Sometimes ditching an abuser may appear to be an easy call, but it’s far different behind the scenes
We all know by now that leaving an abuser is often the most dangerous time for a survivor. Frankly, it’s often akin to freeing hostages. Meticulous planning and careful consideration are vital, as well as recruiting help from outsiders, in order to ensure everyone gets out safely. Comparisons have been made to the Underground Railroad, the secret network of people organized to lead slaves to freedom in the mid-1800s.
In other words, it’s not to be taken lightly.
But for some survivors, the decision to leave their abusive partner is a split-second one, made not out of haste, but desperation. For some, their exit may even be unencumbered by the abuser—but these survivors are the exception. For so many others, it may appear from an outsider’s perspective they simply got up and walked out the door—fueling the misconception that if a survivor really wants to leave their abuser badly enough, they can—but it is hardly so.

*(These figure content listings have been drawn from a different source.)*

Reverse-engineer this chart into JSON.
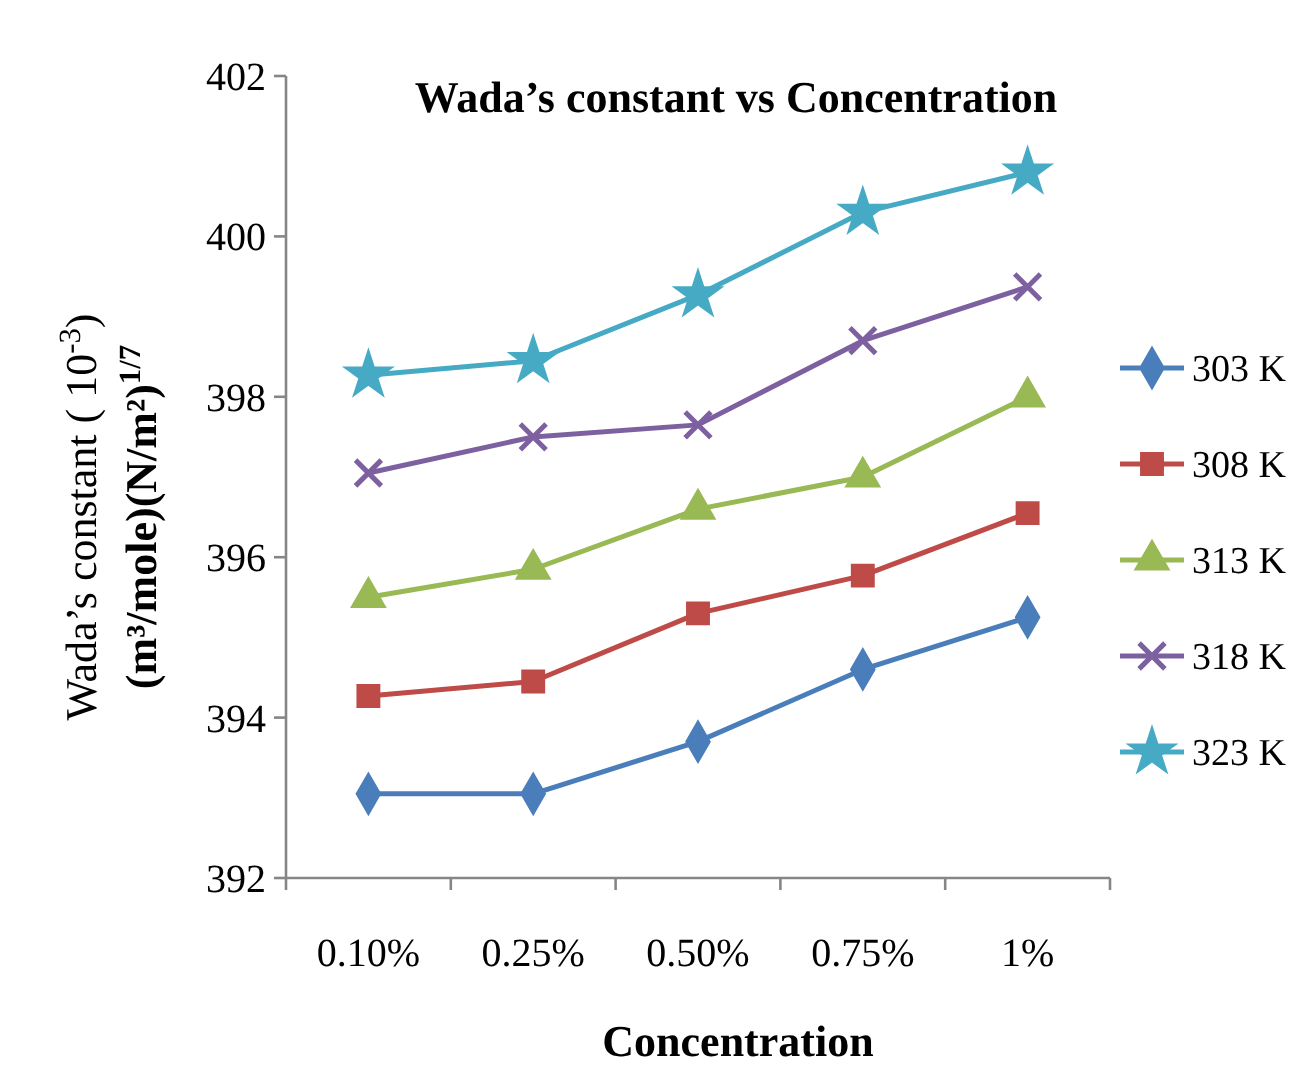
{
  "chart_data": {
    "type": "line",
    "title": "Wada’s constant vs Concentration",
    "xlabel": "Concentration",
    "ylabel": "Wada’s constant ( 10$^{-3}$)\n(m³/mole)(N/m²)$^{1/7}$",
    "categories": [
      "0.10%",
      "0.25%",
      "0.50%",
      "0.75%",
      "1%"
    ],
    "ylim": [
      392,
      402
    ],
    "yticks": [
      392,
      394,
      396,
      398,
      400,
      402
    ],
    "grid": false,
    "legend": "right",
    "line_style": "solid",
    "series": [
      {
        "name": "303 K",
        "color": "#4a7ebb",
        "marker": "diamond",
        "values": [
          393.05,
          393.05,
          393.7,
          394.6,
          395.25
        ]
      },
      {
        "name": "308 K",
        "color": "#be4b48",
        "marker": "square",
        "values": [
          394.27,
          394.45,
          395.3,
          395.77,
          396.55
        ]
      },
      {
        "name": "313 K",
        "color": "#98b954",
        "marker": "triangle",
        "values": [
          395.5,
          395.85,
          396.6,
          397.0,
          398.0
        ]
      },
      {
        "name": "318 K",
        "color": "#7d60a0",
        "marker": "cross",
        "values": [
          397.05,
          397.5,
          397.65,
          398.7,
          399.37
        ]
      },
      {
        "name": "323 K",
        "color": "#46aac5",
        "marker": "star",
        "values": [
          398.27,
          398.45,
          399.27,
          400.3,
          400.8
        ]
      }
    ]
  }
}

When Abuse Starts to Escalate, Beware
Twenty-five years ago, Carrie* decided to leave her abuser. The decision was not planned ahead of time. She hadn’t consulted with a domestic violence advocate or created a safety plan. She didn’t pack a secret suitcase that she hid in the trunk of her car. She didn’t even tell anyone she had endured scarring verbal and psychological abuse from her husband, the father of her son, for two-and-a-half years.
Then one night, his abuse, which typically took place behind closed doors, took an alarming and escalating turn. “He threw me across the room in front of his brother,” Carrie remembers. “I realized he wasn’t even going to pretend in front of his family anymore.” After he retreated, Carrie took a pillow, went into her son’s nursery and locked the door behind her. She slept on the floor next to his crib. In the morning, after her abuser left for work, she left too, taking only her son and a few changes of clothes for him. She never returned.
What followed, she says, was an ugly and drawn out divorce that ended with her abuser getting joint custody of their son. As such, Carrie still had to deal with him during drop-offs and pick-ups. During one such exchange, her abuser issued a menacing threat: “He said OJ Simpson had the right idea, and I’d better watch out or I’d end up like Nicole.”
She knows her departure might have looked abrupt, almost easy even, but that was hardly the case.
“It was terrifying. Most people in abusive situations have probably lived in a sense of denial for some time—myself included. Accepting the reality of the situation is difficult. Actually leaving can be even harder.”
A Healthy Amount of Anger Can Be Useful
“Survivors never ‘simply’ walk out the door, and they almost always look back,” says Lori DiGuardi, survivor, TEDx speaker and author of Anger 101: The Healthy Approach to Being a Bitch. DiGuardi says most of the survivor-mothers she’s spoken to left their abusers when they felt their children’s lives were threatened.
“For others, they left when they hit a total and complete bottom—after escaping knives in their faces, cords around their throats and bloodied and bruised bodies that were too much to bear,” she says.
While there is a myriad of obstacles that can stand in the way of leaving an abuser (one survivor created a list of 50 potential barriers), DiGuardi says what may help some survivors is getting pissed.
“I believe one of the most useful qualities that helps a person look past the barriers and become free from abuse is healthy anger. But most people deny their anger, suppress it or are afraid of it,” she says.
Survivors might consider it hypocritical to get angry with an abuser who is using a threatening level of anger to control her, but DiGuardi says there is bad anger, and then there is healthy anger. “Healthy anger would never allow another person to dishonor you.”
In addition to tapping into your anger, DiGuardi says survivors also need to know there is a safe and supportive place to turn. For some, that could be ashelter. For Carrie, it was relying on the support of her mom. Without support, DiGuardi says the lure to return to an abuser, who often repeats their pattern of apologies and promises, is immensely difficult for a survivor to break free from.
More than two decades later, happily remarried and now a mom of three, Carrie hopes her experience with leaving can help other survivors. Above all, she says, she wants survivors to know they are doing the right thing.
“Don’t believe that your abuser is going to change because they aren’t,” she says. “I’ve always liked the quote, ‘Trust is like glass. Once broken, it will never be the same again.” In the case of abuse, that glass has been broken so many times, there’s no hope it will ever resemble its original form. It’s important to keep that in the forefront of your mind because your abuser is going to try and make you believe otherwise.”
*Name has been changed to protect privacy.